Gambian govt warns former President Jammeh not to return home

Gambia’s former president, Yahya Jammeh, is seeking to return home but the government say it could not guarantee his safety.

Three years after he was forced to leave The Gambia, former President Yahya Jammeh is seeking to return home and his party, the Alliance for Patriotic Re-orientation and Construction, is backing him. However, the government of President Adama Barrow is warning the ousted dictator not to return to the country without its consent. Jammeh’s safety couldn’t be guaranteed if he did return without permission, a government spokesman told the BBC.

Jammeh is however insisting that under the agreement he signed with ECOWAS and the African Union, he has the right to return to his home country. The international bodies included the clause that Jammeh could return at “a time of his choosing” in a January 2017 deal to end the month-long political impasse that ended with the departure of Jammeh for Equatorial Guinea, where he has since been living.

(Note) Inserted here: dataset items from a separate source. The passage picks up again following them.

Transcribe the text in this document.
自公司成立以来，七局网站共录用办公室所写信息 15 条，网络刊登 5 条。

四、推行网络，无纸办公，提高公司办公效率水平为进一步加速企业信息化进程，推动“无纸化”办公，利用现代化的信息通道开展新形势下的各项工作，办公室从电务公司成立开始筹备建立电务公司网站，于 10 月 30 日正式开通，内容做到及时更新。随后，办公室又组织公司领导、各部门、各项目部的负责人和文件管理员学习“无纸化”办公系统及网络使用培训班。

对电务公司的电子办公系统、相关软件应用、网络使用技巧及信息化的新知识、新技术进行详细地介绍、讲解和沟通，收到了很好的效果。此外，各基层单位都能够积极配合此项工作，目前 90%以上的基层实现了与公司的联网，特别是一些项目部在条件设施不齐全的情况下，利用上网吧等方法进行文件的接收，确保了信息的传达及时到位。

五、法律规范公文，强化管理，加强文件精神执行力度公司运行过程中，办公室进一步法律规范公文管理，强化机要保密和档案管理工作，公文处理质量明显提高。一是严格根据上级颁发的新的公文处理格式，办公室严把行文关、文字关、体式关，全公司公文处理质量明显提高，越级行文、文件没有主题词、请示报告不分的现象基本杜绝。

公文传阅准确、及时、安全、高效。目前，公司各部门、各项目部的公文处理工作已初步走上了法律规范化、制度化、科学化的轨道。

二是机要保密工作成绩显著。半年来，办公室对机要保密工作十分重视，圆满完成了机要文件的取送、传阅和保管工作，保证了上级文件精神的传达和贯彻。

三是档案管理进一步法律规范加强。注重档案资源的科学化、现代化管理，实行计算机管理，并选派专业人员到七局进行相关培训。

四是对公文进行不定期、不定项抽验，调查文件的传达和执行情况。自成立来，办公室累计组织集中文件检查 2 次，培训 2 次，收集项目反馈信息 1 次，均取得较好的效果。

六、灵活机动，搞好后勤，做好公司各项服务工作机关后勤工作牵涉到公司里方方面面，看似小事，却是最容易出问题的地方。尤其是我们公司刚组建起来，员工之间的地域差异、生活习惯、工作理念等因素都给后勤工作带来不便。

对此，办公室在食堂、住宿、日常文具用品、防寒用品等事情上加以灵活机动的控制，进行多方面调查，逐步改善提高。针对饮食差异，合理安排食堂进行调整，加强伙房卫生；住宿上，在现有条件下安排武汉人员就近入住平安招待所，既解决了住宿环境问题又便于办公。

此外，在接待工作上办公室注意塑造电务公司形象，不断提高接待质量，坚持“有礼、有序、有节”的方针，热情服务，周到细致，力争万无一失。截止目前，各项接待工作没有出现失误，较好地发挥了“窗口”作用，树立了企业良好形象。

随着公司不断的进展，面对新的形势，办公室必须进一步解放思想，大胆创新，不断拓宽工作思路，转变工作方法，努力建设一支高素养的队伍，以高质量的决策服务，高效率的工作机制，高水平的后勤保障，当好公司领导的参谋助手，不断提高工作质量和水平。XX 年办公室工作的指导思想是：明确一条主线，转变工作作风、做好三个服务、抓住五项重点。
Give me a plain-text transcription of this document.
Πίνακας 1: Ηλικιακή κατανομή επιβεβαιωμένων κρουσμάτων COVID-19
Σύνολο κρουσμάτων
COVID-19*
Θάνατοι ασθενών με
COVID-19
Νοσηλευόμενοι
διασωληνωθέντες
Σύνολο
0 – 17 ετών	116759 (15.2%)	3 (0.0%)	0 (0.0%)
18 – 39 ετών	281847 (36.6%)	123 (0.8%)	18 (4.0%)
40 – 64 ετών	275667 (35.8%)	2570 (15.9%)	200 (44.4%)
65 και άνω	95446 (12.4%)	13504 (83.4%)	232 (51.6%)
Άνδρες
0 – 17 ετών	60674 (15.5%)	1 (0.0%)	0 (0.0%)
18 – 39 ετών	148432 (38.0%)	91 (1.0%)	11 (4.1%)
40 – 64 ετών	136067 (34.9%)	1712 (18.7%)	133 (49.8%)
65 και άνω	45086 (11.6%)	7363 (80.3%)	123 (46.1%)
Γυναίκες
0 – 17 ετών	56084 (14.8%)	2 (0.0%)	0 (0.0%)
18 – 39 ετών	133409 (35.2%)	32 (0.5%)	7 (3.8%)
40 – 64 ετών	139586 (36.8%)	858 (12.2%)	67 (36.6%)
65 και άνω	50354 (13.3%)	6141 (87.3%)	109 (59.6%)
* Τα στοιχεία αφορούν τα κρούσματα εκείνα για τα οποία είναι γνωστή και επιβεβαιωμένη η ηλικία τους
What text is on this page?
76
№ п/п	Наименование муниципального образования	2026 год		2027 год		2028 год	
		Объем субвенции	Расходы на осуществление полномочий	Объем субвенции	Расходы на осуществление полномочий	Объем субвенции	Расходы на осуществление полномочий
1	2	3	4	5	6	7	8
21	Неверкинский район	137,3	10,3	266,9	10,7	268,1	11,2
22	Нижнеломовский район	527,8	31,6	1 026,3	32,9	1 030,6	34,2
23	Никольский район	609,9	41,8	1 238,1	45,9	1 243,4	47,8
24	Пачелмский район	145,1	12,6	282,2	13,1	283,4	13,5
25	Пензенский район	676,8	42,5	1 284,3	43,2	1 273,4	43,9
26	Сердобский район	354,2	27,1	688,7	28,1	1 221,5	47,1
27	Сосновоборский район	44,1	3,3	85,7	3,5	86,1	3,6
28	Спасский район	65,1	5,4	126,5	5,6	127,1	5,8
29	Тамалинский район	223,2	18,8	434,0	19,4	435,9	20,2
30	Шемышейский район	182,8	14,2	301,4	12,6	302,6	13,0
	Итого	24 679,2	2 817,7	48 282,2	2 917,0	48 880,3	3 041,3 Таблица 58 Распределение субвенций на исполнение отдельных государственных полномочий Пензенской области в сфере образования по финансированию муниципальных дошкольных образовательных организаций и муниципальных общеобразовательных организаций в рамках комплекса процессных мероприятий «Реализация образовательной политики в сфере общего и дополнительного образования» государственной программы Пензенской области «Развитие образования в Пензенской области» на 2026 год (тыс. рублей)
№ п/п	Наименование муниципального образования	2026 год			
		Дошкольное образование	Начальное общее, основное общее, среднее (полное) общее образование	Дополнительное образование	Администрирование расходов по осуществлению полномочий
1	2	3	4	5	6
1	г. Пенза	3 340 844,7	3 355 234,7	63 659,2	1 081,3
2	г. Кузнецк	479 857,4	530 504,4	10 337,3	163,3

The agreement reads that  Jammeh would leave “temporarily” and was “at liberty to return to The Gambia at any time of his choosing in accordance with international human rights law and his rights as a citizen of The Gambia and a former head of state”.

Former President Jammeh (right) and President Alpha Condé of Guinea in the State House, Banjul, on 22 January 2017. Marathon negotiations by Condé and Mauritania’s President Mohamed Ould Abdel Aziz with Jammeh led to the agreement that paved way for the exit of the long-term Gambian leader / Photo: OPG

 

However, government spokesman Ebrima Sankareh said he didn’t “know what document the man is talking about” and said President Barrow had never signed any such agreement. If he returns without permission, “the Gambian government cannot guarantee his safety and security”, Mr Sankareh told the BBC.

The possibilities of Jammeh being arrested if he returns doesn’t seem to be deterring him or his supporters.

“He is on his way… He can be here any time,” the interim leader of Jammeh’s party, Ousman Rambo Jatta, told the BBC’s Focus on Africa programme. He however refused to say exactly when the ousted leader would arrive in The Gambia.

He warned that any attempt to arrest  Jammeh would lead to “bloodshed”.

“Nobody will dare to arrest him,” he said.

Barrow’s government is obviously afraid that Jammeh could threaten the stability of his government and the country if he returns and the former leader still has a formidable political structure in place.

Jammeh, who ruled the West African nation for 22 years, was forced into exile after he refused to accept his defeat in elections in December 2016.

The Gambia will hold elections next year at which Barrow is expected to seek re-election despite an earlier agreement to step down after a 3-year transition period.